The debt problems now weighing on the Euro have inflicted a devaluation of around 6% this month with no recovery in sight for the PIIGS, Portugal, Ireland, Italy, Greece and Spain. The harder the ECB tries to badger and cajole the PIIGS into accepting a serious dose of austerity, the more the people, who will have to carry this burden, revolt.
We have seen riots in the streets in Athens, demonstrations in Madrid, marches in London, all expressing their dissatisfaction with the status quo. Heavy defeats in regional elections have been inflicted on the ruling party in Germany, which must be of grave concern to Angela Merkel, the Chancellor of Germany, assuming that she wants to stay in office. The same goes for Spain where regional elections have gone against the current incumbents.
In the mean time European Union officials are running hither and dither with arm fulls of newly printed euros in an attempt to support the latest basket case. However, Standard & Poors cut its outlook for Italy to “negative” from “stable” on Saturday, following a downgrade by Fitch on Friday for Greek debt. So we have a situation where there could be very well be political changes at the top, however, the debt, just like a rotten smell, remains.

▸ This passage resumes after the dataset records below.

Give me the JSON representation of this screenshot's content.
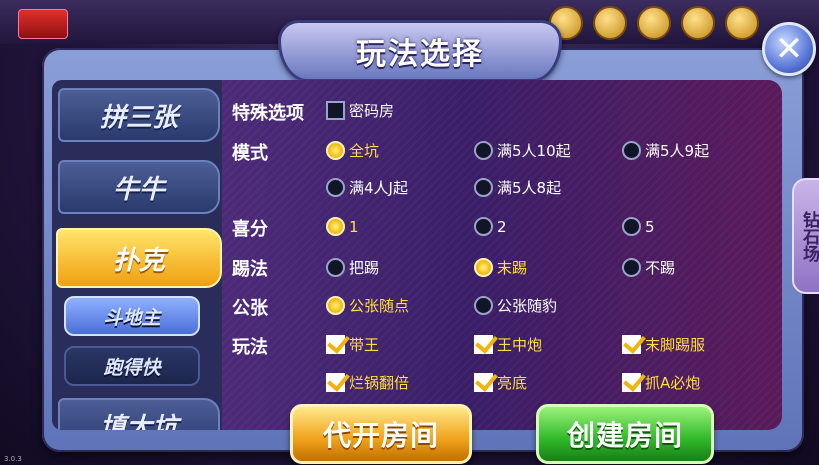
{
  "header": {
    "logo": "",
    "version": "3.0.3"
  },
  "dialog": {
    "title": "玩法选择",
    "close_label": "✕"
  },
  "sidebar": {
    "tabs": [
      {
        "label": "拼三张",
        "active": false
      },
      {
        "label": "牛牛",
        "active": false
      },
      {
        "label": "扑克",
        "active": true
      },
      {
        "label": "填大坑",
        "active": false
      }
    ],
    "subtabs": [
      {
        "label": "斗地主",
        "active": true
      },
      {
        "label": "跑得快",
        "active": false
      }
    ]
  },
  "options": {
    "special": {
      "label": "特殊选项",
      "items": [
        {
          "text": "密码房",
          "checked": false
        }
      ]
    },
    "mode": {
      "label": "模式",
      "items": [
        {
          "text": "全坑",
          "selected": true
        },
        {
          "text": "满5人10起",
          "selected": false
        },
        {
          "text": "满5人9起",
          "selected": false
        },
        {
          "text": "满4人J起",
          "selected": false
        },
        {
          "text": "满5人8起",
          "selected": false
        }
      ]
    },
    "bonus": {
      "label": "喜分",
      "items": [
        {
          "text": "1",
          "selected": true
        },
        {
          "text": "2",
          "selected": false
        },
        {
          "text": "5",
          "selected": false
        }
      ]
    },
    "kick": {
      "label": "踢法",
      "items": [
        {
          "text": "把踢",
          "selected": false
        },
        {
          "text": "末踢",
          "selected": true
        },
        {
          "text": "不踢",
          "selected": false
        }
      ]
    },
    "public_card": {
      "label": "公张",
      "items": [
        {
          "text": "公张随点",
          "selected": true
        },
        {
          "text": "公张随豹",
          "selected": false
        }
      ]
    },
    "play": {
      "label": "玩法",
      "items": [
        {
          "text": "带王",
          "checked": true
        },
        {
          "text": "王中炮",
          "checked": true
        },
        {
          "text": "末脚踢服",
          "checked": true
        },
        {
          "text": "烂锅翻倍",
          "checked": true
        },
        {
          "text": "亮底",
          "checked": true
        },
        {
          "text": "抓A必炮",
          "checked": true
        }
      ]
    }
  },
  "side_shop": {
    "label": "钻石场"
  },
  "buttons": {
    "proxy_room": "代开房间",
    "create_room": "创建房间"
  },
  "colors": {
    "selected_text": "#ffdf3a",
    "accent_gold": "#f0a010",
    "accent_green": "#2fb82a"
  }
}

This slippage, experienced by the Euro has had the effect of boosting the dollar as these two currencies are the main constituents of this basket of currencies. As the chart above shows a fall in the value of the euro, the chart below shows a rise in the value of the US Dollar. This race to the bottom between the currencies will continue as each sovereign state believes that a weaker currency will boost exports and ultimately will get them out of this mess. The fact that each currency devaluation negates the previous one would appear to have gone unnoticed, by those involved.
The chart above shows the dollar rallying this month as its inverse relationship with the Euro continues. The demise of the euro hides the fact that the dollar is not well, so this rally may be short lived.
So what does this tango of the currencies mean for gold? Well, sooner or later the investment community will realize that a flight to safety will be a flight from anything paper, no matter who’s portrait is printed on it.
So now you are thinking; will the summer doldrums cap the progress of the gold prices as interest wanes and trading becomes lackluster, could be. However, there are a few factors to be considered here, a civil war in Libya, general unrest in the desert, Al Qaeda, a leaderless International Monetary Fund, the US debt ceiling, a wobbling coalition government in the UK, supply side difficulties in the mining sector and the specter of inflation. All in all we expect the summer to be choppy with the real fireworks for gold and silver beginning mid August and continuing through to January 2012.
Having acquired a certain amount of gold and silver our strategy will be to look for bargains amongst the quality producers as they have production and cash flow. The junior/exploration sector still appears to us, to be an outside punt and so we will allocate only a small amount of our capital to them. To add a little spice to the mix we will look to the options sector with the view to turbo charging our trading account.
Go gently, but do prepare and get into position as this gold bull has a long way to run.